For years Diabetic Investor has noted that the most effective method for improving outcomes is not better technology or even better drugs, its education. Yes better technology will certainly help but as we have noted on too many occasions even the greatest technology is worthless if the patients doesn’t use it. The same is true for medications, medications that have no chance of working if the patient doesn’t bother to use them. How many studies do we need to make people in the diabetes industry stand up and take notice, NONE. There are hundreds, if not; thousands that conclude that educated patients have a far greater chance at achieving better outcomes than those that are not educated.

The harsh reality is diabetes device and diabetes drug companies are looking for shortcuts, looking for some sort of silver bullet or magic potion that will make managing diabetes as easy as using a smartphone. It’s not like these companies don’t understand that education works, it’s just they can’t convert education into dollars. This fundamentally is the reason why industry has not yet embraced education, while there is no question that education works, there is also no clear statistical measurement that any money spent on education converts to greater sales of a particular product. The glucose monitoring market is an excellent example of this. Many years ago Roche conducted a study with three groups of patients, one was given a new meter, the second a new meter and comic book explaining the benefits of testing and the third a new meter, comic book and a meeting with a certified diabetes educator (CDE). Not surprisingly the first group barley tested at all and the last group tested most frequently, however the truly surprising result was the middle group who tested almost as frequently as the group which also meet with a CDE.

The message to Diabetic Investor was clear as a summer day; even a little education goes a long way. However, this message was lost or forgotten as since this study was done Roche has lost nearly half their business here in America.  While there are many reasons why Roche has performed so badly over these past few years one can’t help but wonder what would have happened had Roche management taken the results of their own study and actually made an effort to educate patients rather than come up with another copycat, me-too monitor.

The same can said for the insulin pump area as just last week Diabetic Investor noted the many adverse events related to insulin pump usage. While far too many of these reports are related to poor pump design or manufacturing lapses, a fair number could have been avoided had the patient received better training on how to use their pump.  Whenever Diabetic Investor reads an adverse event report that notes that the patient was attached to the pump while it was priming, a classic no-no when it comes to pumping, it tells Diabetic Investor that this patient was not properly educated. Frankly there are hundreds of adverse event reports that indicate clearly something Diabetic Investor has known for years; insulin pump companies in an attempt to boost profits are cutting back on patient training, a decision which has had disastrous results.

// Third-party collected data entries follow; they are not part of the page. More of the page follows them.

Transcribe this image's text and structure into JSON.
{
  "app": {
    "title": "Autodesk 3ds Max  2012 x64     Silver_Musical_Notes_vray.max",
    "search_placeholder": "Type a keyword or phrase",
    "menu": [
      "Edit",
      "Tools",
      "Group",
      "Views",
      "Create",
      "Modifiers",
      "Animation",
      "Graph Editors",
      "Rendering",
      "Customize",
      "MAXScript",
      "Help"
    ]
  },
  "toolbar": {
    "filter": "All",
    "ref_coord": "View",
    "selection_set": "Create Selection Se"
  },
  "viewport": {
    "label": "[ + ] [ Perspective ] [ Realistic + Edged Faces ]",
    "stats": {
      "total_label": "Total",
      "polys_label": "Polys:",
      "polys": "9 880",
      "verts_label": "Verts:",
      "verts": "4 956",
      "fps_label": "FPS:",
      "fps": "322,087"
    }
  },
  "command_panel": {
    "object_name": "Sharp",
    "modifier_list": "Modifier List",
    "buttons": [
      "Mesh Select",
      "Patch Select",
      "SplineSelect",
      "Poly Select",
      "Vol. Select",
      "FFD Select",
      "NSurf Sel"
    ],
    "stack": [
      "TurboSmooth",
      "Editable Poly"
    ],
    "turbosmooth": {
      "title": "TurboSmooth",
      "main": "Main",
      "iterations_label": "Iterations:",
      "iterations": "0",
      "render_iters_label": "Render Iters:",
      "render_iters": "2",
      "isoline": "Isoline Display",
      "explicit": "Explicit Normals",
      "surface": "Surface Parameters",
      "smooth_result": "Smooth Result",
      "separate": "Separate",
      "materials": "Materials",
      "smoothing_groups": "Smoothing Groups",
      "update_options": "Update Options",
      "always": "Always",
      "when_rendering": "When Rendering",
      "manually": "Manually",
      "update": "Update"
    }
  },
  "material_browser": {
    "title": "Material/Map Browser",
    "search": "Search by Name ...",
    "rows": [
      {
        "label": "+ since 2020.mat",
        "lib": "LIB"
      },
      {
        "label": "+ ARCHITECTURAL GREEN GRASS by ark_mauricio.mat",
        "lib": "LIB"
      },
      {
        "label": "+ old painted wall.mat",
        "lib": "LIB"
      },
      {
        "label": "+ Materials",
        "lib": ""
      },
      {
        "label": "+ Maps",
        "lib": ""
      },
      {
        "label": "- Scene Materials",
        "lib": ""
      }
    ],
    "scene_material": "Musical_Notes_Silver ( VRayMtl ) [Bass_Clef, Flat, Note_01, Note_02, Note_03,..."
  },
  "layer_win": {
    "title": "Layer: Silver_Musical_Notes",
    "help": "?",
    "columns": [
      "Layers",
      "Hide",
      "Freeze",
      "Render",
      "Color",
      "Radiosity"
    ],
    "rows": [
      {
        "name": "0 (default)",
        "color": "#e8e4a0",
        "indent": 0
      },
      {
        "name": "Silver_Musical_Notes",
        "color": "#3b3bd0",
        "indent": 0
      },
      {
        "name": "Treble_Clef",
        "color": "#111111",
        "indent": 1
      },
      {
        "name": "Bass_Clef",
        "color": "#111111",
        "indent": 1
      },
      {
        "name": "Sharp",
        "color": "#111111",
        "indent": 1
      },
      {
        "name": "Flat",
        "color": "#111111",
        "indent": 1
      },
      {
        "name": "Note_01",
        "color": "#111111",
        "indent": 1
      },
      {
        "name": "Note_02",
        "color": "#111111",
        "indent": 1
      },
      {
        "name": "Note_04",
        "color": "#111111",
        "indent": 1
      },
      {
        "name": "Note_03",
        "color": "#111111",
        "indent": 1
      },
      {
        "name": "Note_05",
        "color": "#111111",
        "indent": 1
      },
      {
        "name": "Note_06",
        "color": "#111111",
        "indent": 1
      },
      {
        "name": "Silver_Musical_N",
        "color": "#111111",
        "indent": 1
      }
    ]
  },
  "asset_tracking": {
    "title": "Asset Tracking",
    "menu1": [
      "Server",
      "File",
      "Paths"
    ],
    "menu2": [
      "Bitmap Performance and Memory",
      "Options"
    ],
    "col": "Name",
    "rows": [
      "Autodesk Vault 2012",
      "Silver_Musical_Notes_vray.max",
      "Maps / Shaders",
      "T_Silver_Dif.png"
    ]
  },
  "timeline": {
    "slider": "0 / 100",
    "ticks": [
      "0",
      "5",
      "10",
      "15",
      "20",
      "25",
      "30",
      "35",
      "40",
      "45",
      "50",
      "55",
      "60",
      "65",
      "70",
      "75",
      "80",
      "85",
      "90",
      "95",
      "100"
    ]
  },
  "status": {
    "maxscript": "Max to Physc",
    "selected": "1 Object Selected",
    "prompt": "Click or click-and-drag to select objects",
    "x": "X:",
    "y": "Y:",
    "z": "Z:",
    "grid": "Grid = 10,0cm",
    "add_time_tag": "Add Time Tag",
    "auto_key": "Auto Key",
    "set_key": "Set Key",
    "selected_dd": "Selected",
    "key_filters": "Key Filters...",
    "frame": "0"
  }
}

It’s an open question now that insulin companies are facing the prospect of generic competition whether or not they will use education as a weapon to blunt the cost advantage of generic insulin. It’s also worth considering if any of these attempts at developing and deploying an interconnected diabetes management system will achieve any measurable level of success without a corresponding increase in patient education efforts.

Diabetic Investor has said it before and will keep repeating ourselves until this is no longer true, but the most damning statistic, the one that shows the failure of diabetes industry and why education is desperately needed is that nearly two-thirds of all patients with diabetes are NOT properly controlling their diabetes. This FACT has not changed even though we have some the most advanced glucose monitors, “smart” insulin pumps, better insulin’s and longer lasting GLP-1’s. The fact is too many people in the diabetes industry have given up and have taken the attitude that only insulin using patients are worth fighting over. These folks, many of whom have no direction connection to diabetes other than the fact they happen to work at a company who happens to sell a diabetes product of some kind, haven’t bothered to do their homework or listen to those who live with diabetes 24 hours a day 365 days a year with no days off.

Thank you Ms. Findlay, director of the Peanut Gallery, for reinforcing a message that Diabetic Investor has been stating for years- “Once you know about it and once you are educated about it, it’s not really a problem.”